Mahkememizce dosyanın kredi sözleşmesi, hesap bildirim cetvelleri, hesap özetleri, borçlu ve kefilleri tarafından yapılan kısmi ödemeler olup olmadığı ile T.C. Merkez Bankasının iskonta ve avans faiz oranları ve menkez Bankasının ilan ettiği kredi kartı faiz oranları dikkate alınarak davacının davalı tarafından kredi kullandırma komisyonu ücreti v.b. adı altında usulsüz tahsilat yapılıp yapılmadığı hususunda rapor düzenlenmesi için bankacı bilirkişi …’ye tevdi edilmiş, bilirkişi mahkememize sunduğu …tarihli raporunda özetle; davacı şirketin banka nezdindeki … numaralı mevduat hesap hareketlerinde, kredilerin ticari mevdua thesabına alacak kaydı verilerek kullandırdığı ve kredi komisyonlarının ise borç kaydı verilerek davacı şirketten tahsil edildiği kayıtlı olup, söz konusu cari hesap kayıtları davacı şirketin alınan komisyon tutarı bildiği, kabul ettiği ve onay verdiği anlamına geldiği, ayrıca davacı şirketin kurumsal tacir sıfatıyla bankayla ylaptığı her işlemi banka kayıtlarına paralel olarak Ticaret Yasası ve Şirket olması nedeniyle 1.sınıf vergi yükümlüsü olarak Vergi Usul Yasasına göre tutulması zorunlu olan yasal defter ve kayıtlarına yansıtmasının yasal zorunluluk olduğu ve bu zorunluluğun muhasebe sistemine sahip olmasını doğal olarak gerekli kıldığı, bu nedenle tacir sıfatıyla belirsiz bir alacak talebinin yerinde olmadığı, alınan komisyon tutarı davacı şirket tarafından açıkça bilindiği, davacı şirketin kullandığı taksitli kredi işlemlerinden faiz dışı gelir komisyon niteliğinde işlemin gider vergisi dahil tahsil edilen tutarların sözleşmeye ve banka tarifesine uygun ve açılan krediye nispeten makul olduğu, kurulsal tacir sıfatına haiz tarafların fazi ve faiz dışı komisyon tutarlarını hesaplarına sahip olarak, piyasa koşulları içesinde basiretli bir tutumla değerlendirilmiş olmasının gerektiği, tacir sıfatıyal birlikte genel işlem koşulları ve haksız şarttan söz edilemeyeceği, bu durumda davacı şirketten beş ayrı kredi nedeniyle tahsil edilen toplam 2.331,82 TL komisyon tutarının iade talebinin yerinde olmadığı…şeklinde görüş ve tespit etmiştir.

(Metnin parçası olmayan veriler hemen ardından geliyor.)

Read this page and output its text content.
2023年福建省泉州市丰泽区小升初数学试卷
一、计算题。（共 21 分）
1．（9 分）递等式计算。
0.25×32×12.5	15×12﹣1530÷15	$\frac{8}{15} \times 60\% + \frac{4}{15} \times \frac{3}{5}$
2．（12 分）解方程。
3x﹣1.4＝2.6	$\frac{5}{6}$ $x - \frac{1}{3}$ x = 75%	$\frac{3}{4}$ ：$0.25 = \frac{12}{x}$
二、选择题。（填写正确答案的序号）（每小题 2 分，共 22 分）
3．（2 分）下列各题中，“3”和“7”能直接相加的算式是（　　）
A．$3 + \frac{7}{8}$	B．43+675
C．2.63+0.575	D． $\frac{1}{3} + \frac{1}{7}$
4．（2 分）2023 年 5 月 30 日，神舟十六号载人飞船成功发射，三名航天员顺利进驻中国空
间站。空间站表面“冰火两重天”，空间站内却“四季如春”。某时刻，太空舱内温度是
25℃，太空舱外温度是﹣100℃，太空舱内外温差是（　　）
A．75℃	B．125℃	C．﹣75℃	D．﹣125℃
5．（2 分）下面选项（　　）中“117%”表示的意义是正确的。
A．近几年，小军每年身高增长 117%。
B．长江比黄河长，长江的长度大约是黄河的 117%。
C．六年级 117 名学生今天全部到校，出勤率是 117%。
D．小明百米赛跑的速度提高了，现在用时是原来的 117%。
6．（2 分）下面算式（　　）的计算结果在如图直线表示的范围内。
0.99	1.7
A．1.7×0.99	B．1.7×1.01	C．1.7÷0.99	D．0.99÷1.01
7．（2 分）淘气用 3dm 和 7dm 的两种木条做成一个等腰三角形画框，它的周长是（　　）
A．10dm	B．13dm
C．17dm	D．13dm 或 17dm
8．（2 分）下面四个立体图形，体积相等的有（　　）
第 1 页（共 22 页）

Mahkememizce dosya, bilirkişi kök raporuna yönelik itirazlar doğrultusunda ek rapor düzenlenmesi için yeniden bilirkişiye tevdi edilmiş, bilirkişi …/…/… tarihli ek raporunda; ticari kredi işlemlerinde ticari kart ve kredili mevduat hesaplarına işletilecek faiz oranları dışında bankaların faiz ve faiz dışı işlemlerinde sağlayacakları gelirler yönüyle sınırlama getiren bir düzenleme bulunmadığını, önceki raporunun sonuç bölümlerinde vurgulandığı üzere, tarafların kurumsal tacir sıfatıyla yapılan her işlemi 1. sınıf vergi yükümlüsü olarak vergi usul yasası ve ticaret yasasına göre tutulması zorunlu olan ticari defter ve kayıtlarına yansıtması yanı sıra, faiz ve faiz dışı maliyetleri tarafların basiretli tacir sıfatıyla karşılıklı olarak değerlendirmiş olmaları gerektiğini… şeklinde görüş ve tespit etmiştir.
Yargıtay 11.Hukuk Dairesinin 02/10/2014 tarih, 2013/13540 Esas, 2014/15074 Karar sayılı emsal içtihadında; “dava, genel kredi sözleşmesinden kaynaklanan borcun erken kapatılması nedeniyle davalı tarafından tahsil edilen erken kapama ücretinin haksız olduğu iddiasına dayalı istirdat istemine ilişkindir.
Taraflar arasındaki … tarihli asıl genel kredi sözleşmesinin …/…-…-…, …, …. ve … tarihli ikinci kredi sözleşmesinin …/… maddelerinde, müşterinin krediyi erken kapama talebinin kabul edilip edilmeyeceğinin Bankanın takdirinde olduğu, erken kapama ücretinin de Banka tarafından belirleneceği belirtilmişse de, sözleşmelerde erken kapama halinde alınacak komisyon ücretinin oranı kararlaştırılmamış, diğer bir deyişle bu konuda da davalı Bankaya tek taraflı belirleme yetkisi tanınmıştır.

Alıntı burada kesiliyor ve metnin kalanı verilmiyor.